Нет, полубелый. Да Афган не держава. Там просто мухоеданская мурза с неверным народом живет. И стал его неверный народ в индейское царство на богомолье ходить, а индейский-то хан подумал, что они измену хотят сделать, да и начал против их эмирские зверства творить. Приходят раз афганцы домой, и глаза у них выколоты. Ну, афганская мурза не стерпела и идет теперь индейцу усмирительный ультимат задать.
Это пушка какая, что ли?
Ультимат-то? Нет, все равно что оккупация, только еще хуже. Зададут они перцу этому индейцу! Афганский народ восемь пудов одной рукой поднимает, ну а индеец слаб, потому он только индейкой питается и кукурузой Где ж ему супротив черного хлеба выстоять? Окромя того, говорят, к мурзе наша доброволия на подмогу пойдет, чтоб тоже супротив эмирских зверств воевать. У нас один на Выборгской уж шашку свою из заклада выкупил, и сродственники его поить уж начали.

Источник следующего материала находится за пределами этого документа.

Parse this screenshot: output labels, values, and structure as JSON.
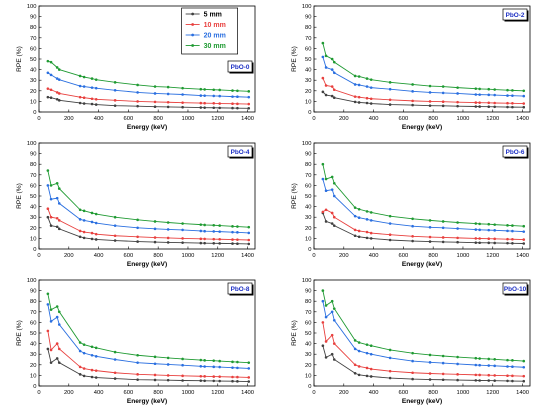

Это верно, подтвердил перевозчик. Сказывают, что вот тут, на лесном дворе, один купец даже двенадцать ведер водки купил, чтоб этой самой доброволии напутствие Тише ты! Нос сломаешь! закричал он на встречного яличника и, затабанив веслом воду, стал подъезжать к плоту.
Как ужаленная, выскочила из лодки девушка, бросила на лавку две копейки и бросилась бежать.
Держи ее, стриженую! крикнул ей вслед торговый человек.
В помещении клуба художников
Открытие помещения клуба художников. Вечер. Комнаты залиты огнями, отражающимися в гигантских зеркалах. Публика только еще сбирается. Являются, главным образом, посмотреть помещение, о котором много прокричали в газетах. Все бродят по комнатам и останавливаются перед предметами убранства. В особенности обращают на себя внимание двое мужчин: один маленький, с завитыми усиками, в вычурном фраке, с бриллиантовыми запонками на сорочке и со складкой шляпой на белом подбое в руках; другой плечистый верзила в черном сюртуке, сидящем на нем, как на манекене, и в пестром бархатном жилете. На шее у него массивная золотая цепь от часов с бриллиантовой задвижкой; рыжая борода подстрижена, волосы жирно напомажены. Он в зеленых перчатках и то и дело растопыривает пальцы. Очевидно, ему неловко. И маленький мужчина, и верзила разговаривают полушепотом.
Ну что, Ульян Трофимыч, есть ли у вас в Угличе такая роскошная антимония? спрашивает маленький и тут же прибавляет: Ни в жизнь! Да ты рот-то не очень открывай, а делай так, как бы равнодушию подобен и пустой интерес А то нехорошо. Сейчас скажут: «Вон лаптехлебатели приперли». Ходи слободнее и держи себя наподобие аристократа. Вон Иван Федорович Горбунов как ходит: любо-дорого глядеть!
Верзила приободрился и зашагал, подбоченившись.
А штуки важные есть! сказал он, кивая на гобелены, висящие на стене.
Эти вот и посмотреть можно, потому картины. Тут для всякого интерес какой они из себя сюжет составляют, отвечает маленький и останавливается.
Какие картины! Это пелены.
Ну вот! Нешто на пеленах станут эфиопского царя изображать? А тут эфиоп с фараонами море переходит, возражает маленький. Чего уж не знаешь, так лучше молчи. Это картинные ковры. Надо полагать, их сама графская бабушка в старину вышивала. Прежде ведь рукодельницы-то были страсть!
А ежели это ковры, то зачем же они их на стены повесили?
А кто ж их знает! Может статься, и от сырости, стена сыра. Ну, посмотрел и будет. Шагай дальше!
Постой, дай канделябры-то посмотреть. Эка махина! На таком подсвечнике даже удавиться можно человеку смело выдержит.